A new wave of trials is being driven by Zionist activists who incite violence at demonstrations and then accuse protesters of misconduct. The police, without collecting evidence, arrest the identified individuals, and prosecutors take the cases to court. Most of these trials end in “not guilty” verdicts, but this has not deterred the activists, the police, or the prosecution from continuing to criminalize whomever they choose.

A German politician known for attending anti-genocide demonstrations—flanked by at least ten police officers, holding flowers, and a sign reading “rape is not resistance”—has been raising money online while accusing anyone who challenges her. Among them is journalist Jakob Reimann, whom she accused and temporarily prevailed against in court, simply for quoting her verbatim, including a video clip of the interview. In that footage, this German Zionist made startling statements about reports then emerging concerning Israeli torture prisons, including rape.

Reimann’s statement on the day of his verdict captured the resolve of pro-Palestinian activists: no matter how relentless the state’s lawfare becomes, they will not stop until they see a free Palestine.

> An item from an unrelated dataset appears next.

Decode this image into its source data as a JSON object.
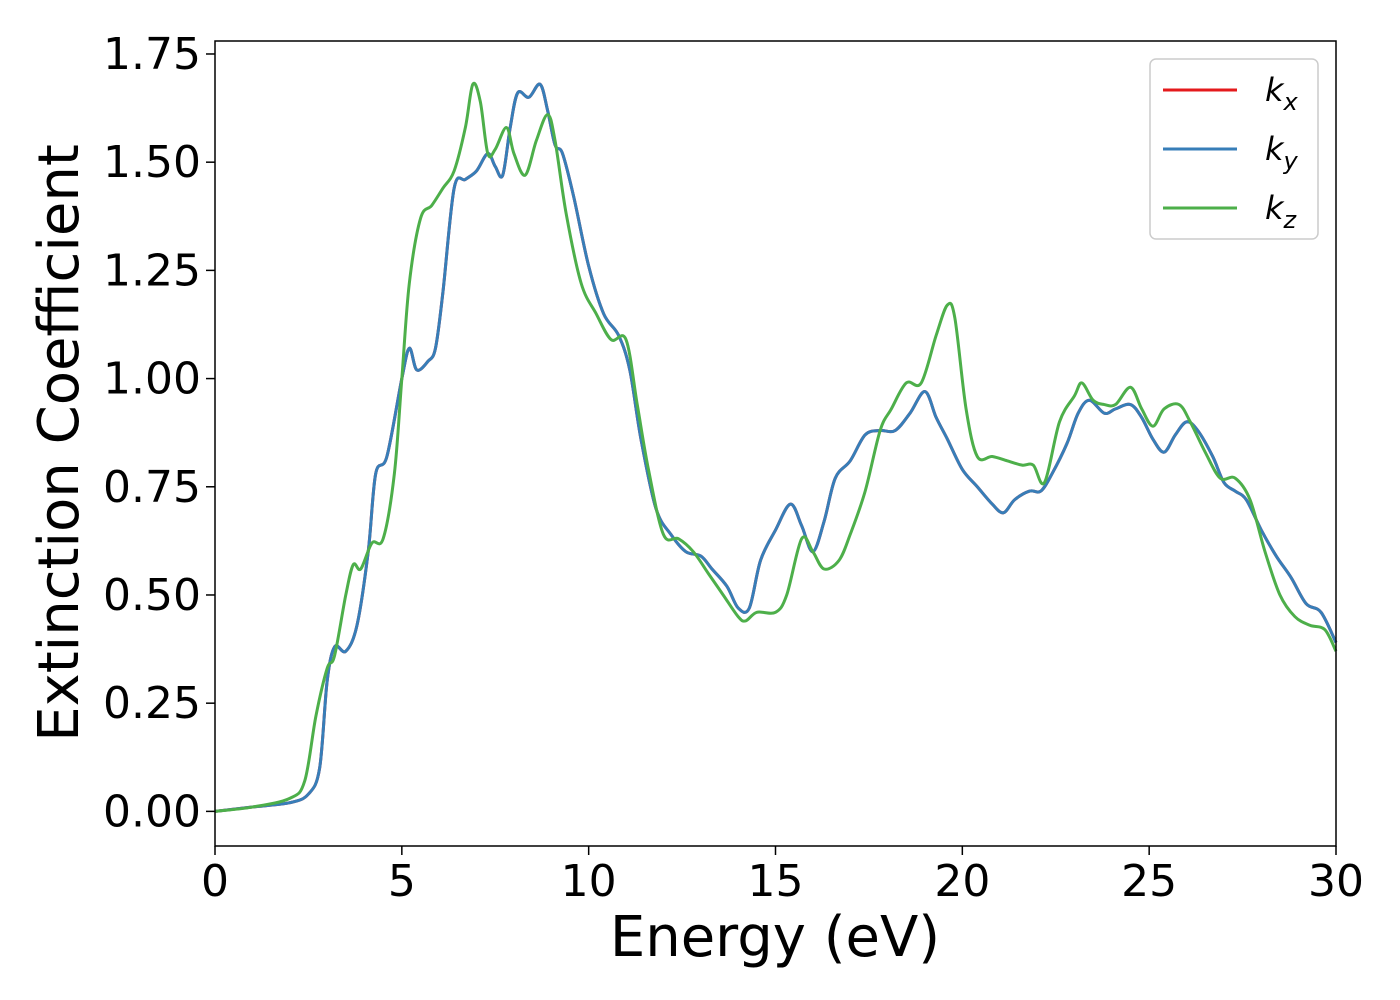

“We are, of course, disappointed that the right-wing influencer Karoline Preisler managed to push through her attack on press freedom. But in a Germany governed by “Staatsräson,” which unconditionally and unwaveringly sides with the far-right Israeli regime despite the extreme crimes committed by the IDF, such a verdict hardly comes as a surprise.

We reject the opposing side’s claim that Preisler’s reference to the ‘more humane actor’ was about the alleged prosecution of rape allegations in Israel, and we were able to refute this on several points. However, the presiding judge made it clear from the outset that she was siding with the plaintiff’s position. That Preisler used such words at all in the context of brutal rapes is symptomatic of the appalling brutalization we are witnessing in the German discourse on Israel-Palestine.

We will not give up and will appeal the verdict.”